Tanti libri insegnano qualcosa e restano in noi magari solo dei pensieri, delle immagini, ricordi che sedimentano e ci aiutano nel percorso di crescita.
Un libro però, complesso, a tratti difficile per me, è stato utile a maturare il desiderio di scrivere e di immaginare un futuro da reporter. Lo stesso libro che mi ha fatto riflettere sull’attuale interpretazione del viaggio da molta parte dei “vacanzieri”.
Oggi tante persone viaggiano cercando però di trovare anche nelle destinazioni più rare il proprio quotidiano, e non cercano di imparare da popoli e posti diversi la differenza che rende tutti gli uomini unici e risultato degli usi e dei costumi che la storia ha determinato.
Forse la superficialità con cui l’uomo moderno viaggia si riflette nel turismo di massa chiuso in villaggi vacanza identici in Italia, in Cina o in Egitto togliendo il gusto della scoperta ed il significato profondo della conoscenza reciproca.
Il libro “In viaggio con Erotodo” fu scritto da Ryszard Kapuscinski, durante il periodo della c.d. Guerra Fredda in cui l’Europa dell’est era completamente separata dal resto del mondo.
È il 1956 e Kapuscinsky è un giovane reporter polacco con un grande desiderio, quello di varcare un confine, non un confine importante, ma un confine qualsiasi, per attraversare quelle linee reali quanto immaginarie che dividono i popoli. Viene accontentato dalla sua caporedattrice allo Sztandar Mlodych che lo manda in India affinché con i suoi reportage favorisca i legami fra i due paesi. Prima di partire gli regala una copia delle Storie di Erodoto, storico greco del quarto secolo avanti Cristo, un libro tanto difficile da trovare nel suo paese.
Le Storie di Erodoto sono destinate a trasformarsi per l’autore in un autentico punto di riferimento, dove cercare tregua dagli avvenimenti del mondo e risposta agli interrogativi che la curiosità incalzante gli pone di fronte: dove ha inizio la storia? Perchè gli uomini si combattono tra loro?
Il desiderio quindi di varcare il confine e viaggiare come reporter assume un valore ancora più significativo. Il viaggio come conoscenza del mondo, il viaggio come percorso nella propria coscienza.

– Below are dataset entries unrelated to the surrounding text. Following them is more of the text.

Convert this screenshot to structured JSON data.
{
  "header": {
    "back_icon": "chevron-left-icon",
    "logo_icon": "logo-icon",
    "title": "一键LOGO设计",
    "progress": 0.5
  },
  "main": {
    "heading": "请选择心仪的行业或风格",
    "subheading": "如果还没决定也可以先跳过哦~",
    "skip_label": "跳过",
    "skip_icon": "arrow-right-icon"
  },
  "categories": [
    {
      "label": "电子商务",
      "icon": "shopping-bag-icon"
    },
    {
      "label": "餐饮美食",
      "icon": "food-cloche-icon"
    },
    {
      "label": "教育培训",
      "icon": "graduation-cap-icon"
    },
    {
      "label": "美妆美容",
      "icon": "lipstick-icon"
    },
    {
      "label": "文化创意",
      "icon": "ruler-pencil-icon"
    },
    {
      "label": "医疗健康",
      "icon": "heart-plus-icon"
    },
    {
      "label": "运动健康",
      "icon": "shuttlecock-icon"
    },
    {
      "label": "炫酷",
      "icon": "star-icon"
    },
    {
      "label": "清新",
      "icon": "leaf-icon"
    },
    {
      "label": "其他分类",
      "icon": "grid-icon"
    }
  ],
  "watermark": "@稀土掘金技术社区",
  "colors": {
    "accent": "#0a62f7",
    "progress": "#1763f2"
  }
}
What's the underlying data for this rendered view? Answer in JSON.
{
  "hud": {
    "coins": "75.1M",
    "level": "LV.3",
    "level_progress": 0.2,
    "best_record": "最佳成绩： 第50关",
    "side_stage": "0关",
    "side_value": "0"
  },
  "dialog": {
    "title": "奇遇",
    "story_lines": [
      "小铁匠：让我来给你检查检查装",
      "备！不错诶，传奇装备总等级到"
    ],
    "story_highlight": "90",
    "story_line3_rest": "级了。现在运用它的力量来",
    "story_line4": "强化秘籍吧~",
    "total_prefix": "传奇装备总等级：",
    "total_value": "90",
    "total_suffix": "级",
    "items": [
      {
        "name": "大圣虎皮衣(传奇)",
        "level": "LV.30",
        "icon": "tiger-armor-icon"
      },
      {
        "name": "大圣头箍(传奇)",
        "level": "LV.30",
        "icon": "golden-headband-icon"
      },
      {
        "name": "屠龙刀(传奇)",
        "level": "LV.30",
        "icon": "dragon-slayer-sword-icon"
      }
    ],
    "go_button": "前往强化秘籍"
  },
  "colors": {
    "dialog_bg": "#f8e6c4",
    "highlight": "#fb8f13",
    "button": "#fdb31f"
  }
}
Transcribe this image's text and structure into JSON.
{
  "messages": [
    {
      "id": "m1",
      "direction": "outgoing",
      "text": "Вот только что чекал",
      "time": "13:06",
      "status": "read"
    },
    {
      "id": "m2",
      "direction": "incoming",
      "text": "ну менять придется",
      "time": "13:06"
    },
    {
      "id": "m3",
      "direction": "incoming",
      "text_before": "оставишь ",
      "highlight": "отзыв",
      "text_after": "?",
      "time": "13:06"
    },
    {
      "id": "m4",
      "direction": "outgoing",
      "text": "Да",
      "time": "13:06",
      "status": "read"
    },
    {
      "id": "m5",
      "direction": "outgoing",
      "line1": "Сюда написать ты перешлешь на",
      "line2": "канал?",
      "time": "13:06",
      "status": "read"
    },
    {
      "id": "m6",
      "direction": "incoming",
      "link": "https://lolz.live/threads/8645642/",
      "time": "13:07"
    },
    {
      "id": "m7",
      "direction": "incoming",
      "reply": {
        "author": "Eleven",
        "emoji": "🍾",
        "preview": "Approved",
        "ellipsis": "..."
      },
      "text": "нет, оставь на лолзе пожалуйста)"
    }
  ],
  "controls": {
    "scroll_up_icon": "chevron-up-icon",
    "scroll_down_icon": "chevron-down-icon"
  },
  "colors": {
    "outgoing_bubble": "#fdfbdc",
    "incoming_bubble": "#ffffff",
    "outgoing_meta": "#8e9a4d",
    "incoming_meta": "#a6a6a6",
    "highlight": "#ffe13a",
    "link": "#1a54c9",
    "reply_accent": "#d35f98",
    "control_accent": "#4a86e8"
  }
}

L’incontro con Erodoto, narratore dell’antichità, è illuminante e consegna nei suoi occhi e nei suoi scritti un modo diverso di guardare la realtà.
“Abbiamo viaggiato insieme per anni. Benché sia preferibile viaggiare da soli, penso che non ci siamo disturbati a vicenda: oltre ai 2500 anni di distanza, tra noi si frapponeva anche la soggezione che provavo nei suoi confronti. Per quanto Erodoto trattasse tutti in modo cortese e alla mano, per me era sempre un gigante.”
Le domande profonde del vero viaggiatore sui motivi che spingano l’uomo a conoscere posti e gente diversa non hanno risposta nel solo desiderio di avventura, ma il desiderio di vivere profondamente la vita.
Come Erodoto nomade infaticabile dell’antichità, così Kapuchinsky afferma che il viaggiatore non è preoccupato dal futuro, che sarà soltanto un nuovo presente, ma che non si perda la memoria del passato. Per questo è importante testimoniare la propria presenza e ciò di cui si è stati parte.